Durchfall schwächt das Schweizer Team kurz vor dem Israel-Spiel. Im Fernduell Hitzfeld vs. Rehhagel kommt es zur Entscheidung.

Basel/Athen - Darm-Alarm in der Schweiz: Für die sichere WM-Teilnahme brauchen die Eidgenossen um Trainer Ottmar Hitzfeld gegen Israel nur noch einen Punkt.

Doch der tagelange Durchfall von Kapitän Alexander Frei, Torwart Diego Benaglio und Mittelfeldspieler Benjamin Huggel bereitet der Schweizer Nationalmannschaft vor dem Fernduell mit Griechenland am Mittwoch (alle Spiele ab 17.15 Uhr LIVE) weiter erhebliche Probleme.

Leichte Entwarnung

"General" Hitzfeld gab am Dienstag zumindest bei den beiden ehemaligen Bundesliga-Profis Frei und Huggel leichte Entwarnung.

Der frühere Dortmunder Frei und der einstige Frankfurter Huggel konnten am Dienstag wenigstens wieder leichtes Lauftraining mit der "Nati" absolvieren.

Benaglio bewegt sich derweil weiter zwischen Bett und Toilette, auch wenn das Fieber des Wolfsburger Keepers abgeklungen ist.
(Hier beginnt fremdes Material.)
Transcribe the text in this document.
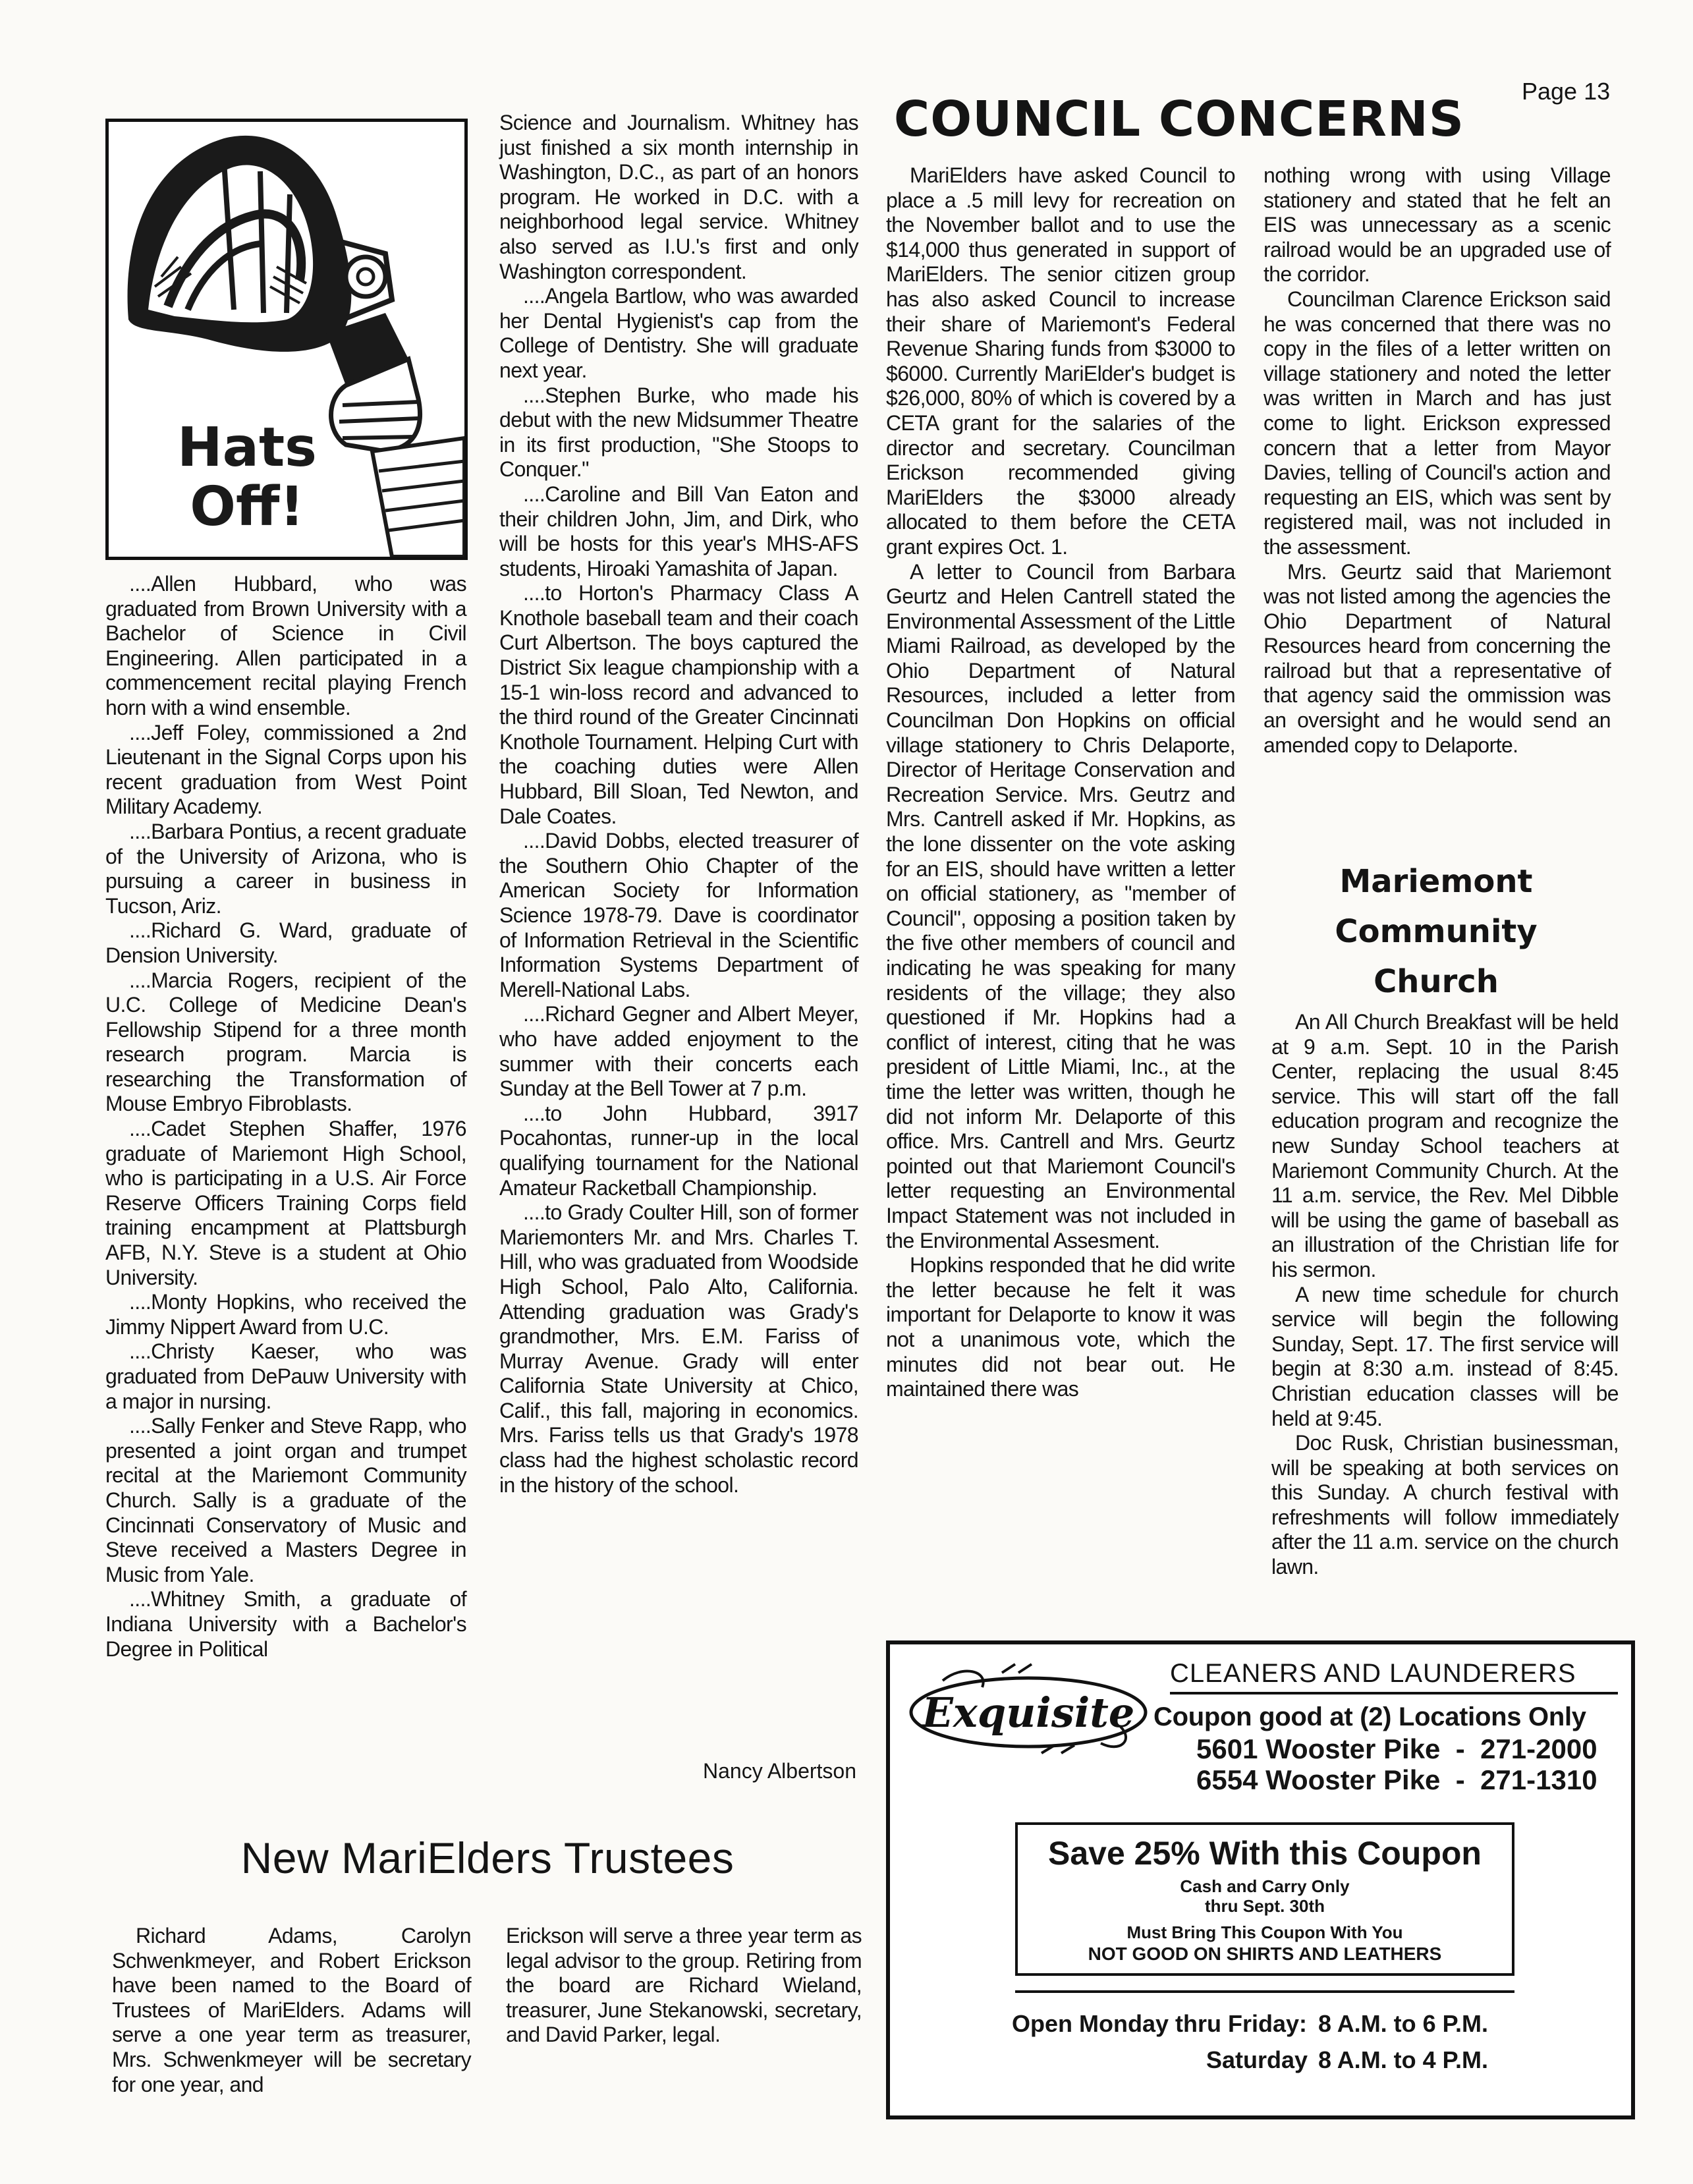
Page 13
Hats
Off!

....Allen Hubbard, who was graduated from Brown University with a Bachelor of Science in Civil Engineering. Allen participated in a commencement recital playing French horn with a wind ensemble.

....Jeff Foley, commissioned a 2nd Lieutenant in the Signal Corps upon his recent graduation from West Point Military Academy.

....Barbara Pontius, a recent graduate of the University of Arizona, who is pursuing a career in business in Tucson, Ariz.

....Richard G. Ward, graduate of Dension University.

....Marcia Rogers, recipient of the U.C. College of Medicine Dean's Fellowship Stipend for a three month research program. Marcia is researching the Transformation of Mouse Embryo Fibroblasts.

....Cadet Stephen Shaffer, 1976 graduate of Mariemont High School, who is participating in a U.S. Air Force Reserve Officers Training Corps field training encampment at Plattsburgh AFB, N.Y. Steve is a student at Ohio University.

....Monty Hopkins, who received the Jimmy Nippert Award from U.C.

....Christy Kaeser, who was graduated from DePauw University with a major in nursing.

....Sally Fenker and Steve Rapp, who presented a joint organ and trumpet recital at the Mariemont Community Church. Sally is a graduate of the Cincinnati Conservatory of Music and Steve received a Masters Degree in Music from Yale.

....Whitney Smith, a graduate of Indiana University with a Bachelor's Degree in Political

Science and Journalism. Whitney has just finished a six month internship in Washington, D.C., as part of an honors program. He worked in D.C. with a neighborhood legal service. Whitney also served as I.U.'s first and only Washington correspondent.

....Angela Bartlow, who was awarded her Dental Hygienist's cap from the College of Dentistry. She will graduate next year.

....Stephen Burke, who made his debut with the new Midsummer Theatre in its first production, "She Stoops to Conquer."

....Caroline and Bill Van Eaton and their children John, Jim, and Dirk, who will be hosts for this year's MHS-AFS students, Hiroaki Yamashita of Japan.

....to Horton's Pharmacy Class A Knothole baseball team and their coach Curt Albertson. The boys captured the District Six league championship with a 15-1 win-loss record and advanced to the third round of the Greater Cincinnati Knothole Tournament. Helping Curt with the coaching duties were Allen Hubbard, Bill Sloan, Ted Newton, and Dale Coates.

....David Dobbs, elected treasurer of the Southern Ohio Chapter of the American Society for Information Science 1978-79. Dave is coordinator of Information Retrieval in the Scientific Information Systems Department of Merell-National Labs.

....Richard Gegner and Albert Meyer, who have added enjoyment to the summer with their concerts each Sunday at the Bell Tower at 7 p.m.

....to John Hubbard, 3917 Pocahontas, runner-up in the local qualifying tournament for the National Amateur Racketball Championship.

....to Grady Coulter Hill, son of former Mariemonters Mr. and Mrs. Charles T. Hill, who was graduated from Woodside High School, Palo Alto, California. Attending graduation was Grady's grandmother, Mrs. E.M. Fariss of Murray Avenue. Grady will enter California State University at Chico, Calif., this fall, majoring in economics. Mrs. Fariss tells us that Grady's 1978 class had the highest scholastic record in the history of the school.

Nancy Albertson
COUNCIL CONCERNS

MariElders have asked Council to place a .5 mill levy for recreation on the November ballot and to use the $14,000 thus generated in support of MariElders. The senior citizen group has also asked Council to increase their share of Mariemont's Federal Revenue Sharing funds from $3000 to $6000. Currently MariElder's budget is $26,000, 80% of which is covered by a CETA grant for the salaries of the director and secretary. Councilman Erickson recommended giving MariElders the $3000 already allocated to them before the CETA grant expires Oct. 1.

A letter to Council from Barbara Geurtz and Helen Cantrell stated the Environmental Assessment of the Little Miami Railroad, as developed by the Ohio Department of Natural Resources, included a letter from Councilman Don Hopkins on official village stationery to Chris Delaporte, Director of Heritage Conservation and Recreation Service. Mrs. Geutrz and Mrs. Cantrell asked if Mr. Hopkins, as the lone dissenter on the vote asking for an EIS, should have written a letter on official stationery, as "member of Council", opposing a position taken by the five other members of council and indicating he was speaking for many residents of the village; they also questioned if Mr. Hopkins had a conflict of interest, citing that he was president of Little Miami, Inc., at the time the letter was written, though he did not inform Mr. Delaporte of this office. Mrs. Cantrell and Mrs. Geurtz pointed out that Mariemont Council's letter requesting an Environmental Impact Statement was not included in the Environmental Assesment.

Hopkins responded that he did write the letter because he felt it was important for Delaporte to know it was not a unanimous vote, which the minutes did not bear out. He maintained there was

nothing wrong with using Village stationery and stated that he felt an EIS was unnecessary as a scenic railroad would be an upgraded use of the corridor.

Councilman Clarence Erickson said he was concerned that there was no copy in the files of a letter written on village stationery and noted the letter was written in March and has just come to light. Erickson expressed concern that a letter from Mayor Davies, telling of Council's action and requesting an EIS, which was sent by registered mail, was not included in the assessment.

Mrs. Geurtz said that Mariemont was not listed among the agencies the Ohio Department of Natural Resources heard from concerning the railroad but that a representative of that agency said the ommission was an oversight and he would send an amended copy to Delaporte.

Mariemont
Community
Church

An All Church Breakfast will be held at 9 a.m. Sept. 10 in the Parish Center, replacing the usual 8:45 service. This will start off the fall education program and recognize the new Sunday School teachers at Mariemont Community Church. At the 11 a.m. service, the Rev. Mel Dibble will be using the game of baseball as an illustration of the Christian life for his sermon.

A new time schedule for church service will begin the following Sunday, Sept. 17. The first service will begin at 8:30 a.m. instead of 8:45. Christian education classes will be held at 9:45.

Doc Rusk, Christian businessman, will be speaking at both services on this Sunday. A church festival with refreshments will follow immediately after the 11 a.m. service on the church lawn.

New MariElders Trustees

Richard Adams, Carolyn Schwenkmeyer, and Robert Erickson have been named to the Board of Trustees of MariElders. Adams will serve a one year term as treasurer, Mrs. Schwenkmeyer will be secretary for one year, and

Erickson will serve a three year term as legal advisor to the group. Retiring from the board are Richard Wieland, treasurer, June Stekanowski, secretary, and David Parker, legal.

Exquisite
CLEANERS AND LAUNDERERS
Coupon good at (2) Locations Only
5601 Wooster Pike  -  271-2000
6554 Wooster Pike  -  271-1310
Save 25% With this Coupon
Cash and Carry Only
thru Sept. 30th
Must Bring This Coupon With You
NOT GOOD ON SHIRTS AND LEATHERS
Open Monday thru Friday: 8 A.M. to 6 P.M.
Saturday 8 A.M. to 4 P.M.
Hitzfeld: "Sind stark genug"

Unabhängig von der Magen-Darm-Problematik, die offenbar durch einen unreinen Mixer für isotonische Getränke entstanden ist, scheint Hitzfeld von seinem Team überzeugt:

"Wir sind stark genug, um ein solches Endspiel auf eigenem Platz für uns zu entscheiden. Wir wollen nichts dem Zufall überlassen und das Spiel gewinnen", sagte Hitzfeld.

Ein Punkt reicht

Gegner Israel hat nur noch theoretische Chancen auf eine WM-Teilnahme.

Der Schweiz genügt ein Unentschieden, um den ersten Platz in der Qualifikationsgruppe 2 zu verteidigen.

In Otto Rehhagel will dem ehemaligen Dortmunder und Münchener Meistertrainer Hitzfeld aber ausgerechnet ein Landsmann einen Strich durch die Rechnung machen.

Rehagel hofft auf Ausrutscher

Mit den Griechen empfängt "König Otto" zeitgleich Luxemburg.

Sollten die Helenen in Athen gewinnen und die Schweizer schwächeln, würde der Europameister das WM-Ticket lösen und Hitzfelds Mannschaft in die Relegation schicken.

Im Falle einer Niederlage bliebe den Griechen jedoch möglicherweise nicht einmal der zweite Platz.

Dann wäre man sogar auf Schweizer Schützenhilfe angewiesen, da auch die Israelis noch auf die Teilnahme an der Relegationsrunde hoffen.

Playoffs realisitscher

"Wir hoffen, dass die Schweiz am letzten Spieltag gegen Israel zu Hause verliert", sagte Frankfurts Torjäger Ioannis Amanatidis, der im Fernduell mit seinem Klubkollegen Christoph Spycher um die Teilnahme an der WM kämpft.

Aufgrund der allenfalls vagen Hoffnung auf die direkte WM-Qualifikation konzentriert man sich in Griechenland dennoch bereits jetzt vornehmlich auf die möglichen Auftritte in den Playoffs.

"Mein Wunsch wäre es, dass wir dort gegen die Slowakei oder Slowenien spielen würden", sagt Torjäger Theofanis Gekas.

Der Leverkusener hatte am Samstag mit vier Treffern fast im Alleingang für den griechischen 5:2-Sieg gegen Lettland gesorgt.

Schweiz spielt auf Sieg

In der Schweiz ist man derweil optimistisch, auch den drohenden Ausfällen trotzen zu können.

Auf ein Remis will Hitzfeld jedenfalls nicht spielen, auch wenn die Schweiz bereits seit dem 16. Dezember 1987 (2:0) nicht mehr gegen Israel gewonnen hat.

"Wir sind kein Team, das nur verteidigen und nur auf ein 0:0 spielen kann. Wir sind noch lange nicht in Südafrika, sondern erst qualifiziert, wenn der Schiedsrichter am Mittwoch abpfeift", warnt Hitzfeld.